Sliding window filtering: an efficient method for incremental mining on a time-variant database.

  • Authors:
  • Chang-Hung Lee;Cheng-Ru Lin;Ming-Syan Chen

  • Affiliations:
  • Department of Electrical Enaineering, National Taiwan University, No. 1, Sec. 4, Roosevelt Rd., Taipei, Taiwan, ROC.;Department of Electrical Enaineering, National Taiwan University, No. 1, Sec. 4, Roosevelt Rd., Taipei, Taiwan, ROC.;Department of Electrical Enaineering, National Taiwan University, No. 1, Sec. 4, Roosevelt Rd., Taipei, Taiwan, ROC.

  • Venue:
  • Information Systems
  • Year:
  • 2005

Quantified Score

Hi-index 0.00

Visualization

Abstract

Recently, several important database applications have called for the design of efficient techniques for incremental mining of association rules.
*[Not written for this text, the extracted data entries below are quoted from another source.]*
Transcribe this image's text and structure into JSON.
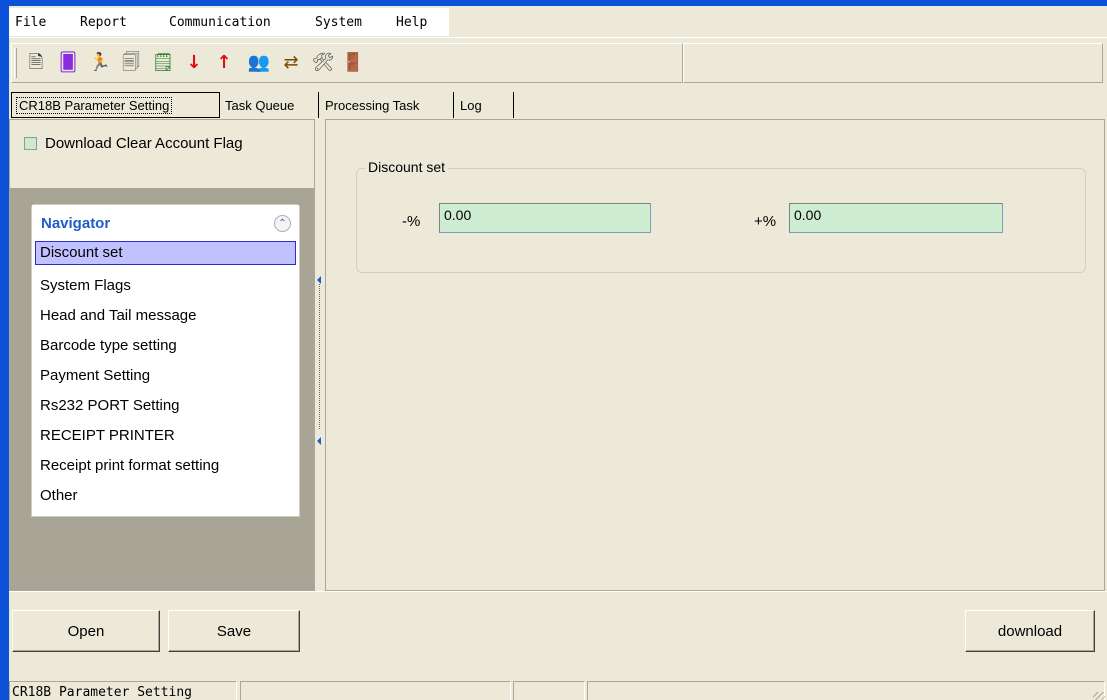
{
  "menu": {
    "items": [
      {
        "label": "File"
      },
      {
        "label": "Report"
      },
      {
        "label": "Communication"
      },
      {
        "label": "System"
      },
      {
        "label": "Help"
      }
    ]
  },
  "toolbar": {
    "buttons": [
      {
        "icon": "new-document-icon",
        "glyph": "🗎"
      },
      {
        "icon": "cards-icon",
        "glyph": "🂠"
      },
      {
        "icon": "runner-icon",
        "glyph": "🏃"
      },
      {
        "icon": "copy-document-icon",
        "glyph": "🗐"
      },
      {
        "icon": "open-document-icon",
        "glyph": "🗒"
      },
      {
        "icon": "download-arrow-icon",
        "glyph": "↓"
      },
      {
        "icon": "upload-arrow-icon",
        "glyph": "↑"
      },
      {
        "icon": "users-icon",
        "glyph": "👥"
      },
      {
        "icon": "transfer-icon",
        "glyph": "⇄"
      },
      {
        "icon": "tools-icon",
        "glyph": "🛠"
      },
      {
        "icon": "exit-door-icon",
        "glyph": "🚪"
      }
    ]
  },
  "tabs": [
    {
      "label": "CR18B Parameter Setting",
      "active": true
    },
    {
      "label": "Task Queue"
    },
    {
      "label": "Processing Task"
    },
    {
      "label": "Log"
    }
  ],
  "left": {
    "checkbox_label": "Download Clear Account Flag",
    "navigator": {
      "title": "Navigator",
      "collapse_glyph": "⌃",
      "items": [
        {
          "label": "Discount set",
          "selected": true
        },
        {
          "label": "System Flags"
        },
        {
          "label": "Head and Tail message"
        },
        {
          "label": "Barcode type setting"
        },
        {
          "label": "Payment Setting"
        },
        {
          "label": "Rs232 PORT Setting"
        },
        {
          "label": "RECEIPT PRINTER"
        },
        {
          "label": "Receipt print format setting"
        },
        {
          "label": "Other"
        }
      ]
    }
  },
  "discount": {
    "group_title": "Discount set",
    "minus_label": "-%",
    "minus_value": "0.00",
    "plus_label": "+%",
    "plus_value": "0.00"
  },
  "buttons": {
    "open": "Open",
    "save": "Save",
    "download": "download"
  },
  "status": {
    "pane1": "CR18B Parameter Setting",
    "pane2": "",
    "pane3": "",
    "pane4": ""
  },
  "colors": {
    "window_bg": "#ece9d8",
    "frame_blue": "#0a53d8",
    "input_green": "#cdecd1",
    "nav_title": "#215dc6",
    "selected_bg": "#c1c1ff"
  }
}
In response to this need, we explore in this paper an effective sliding-window filtering (abbreviatedly as SWF) algorithm for incremental mining of association rules. In essence, by partitioning a transaction database into several partitions, algorithm SWF employs a filtering threshold in each partition to deal with the candidate itemset generation. Under SWF, the cumulative information of mining previous partitions is selectively carried over toward the generation of candidate itemsets for the subsequent partitions. Algorithm SWF not only significantly reduces I/O and CPU cost by the concepts of cumulative filtering and scan reduction techniques but also effectively controls memory utilization by the technique of sliding-window partition. More importantly, algorithm SWF is particularly powerful for efficient incremental mining for an ongoing time-variant transaction database. By utilizing proper scan reduction techniques, only one scan of the incremented dataset is needed by algorithm SWF. The I/O cost of SWF is, in orders of magnitude, smaller than those required by prior methods, thus resolving the performance bottleneck. Extensive experimental studies are performed to evaluate performance of algorithm SWF. Sensitivity analysis of various parameters is conducted to provide many insights into algorithm SWF. It is noted that the improvement achieved by algorithm SWF is even more prominent as the incremented portion of the dataset increases and also as the size of the database increases.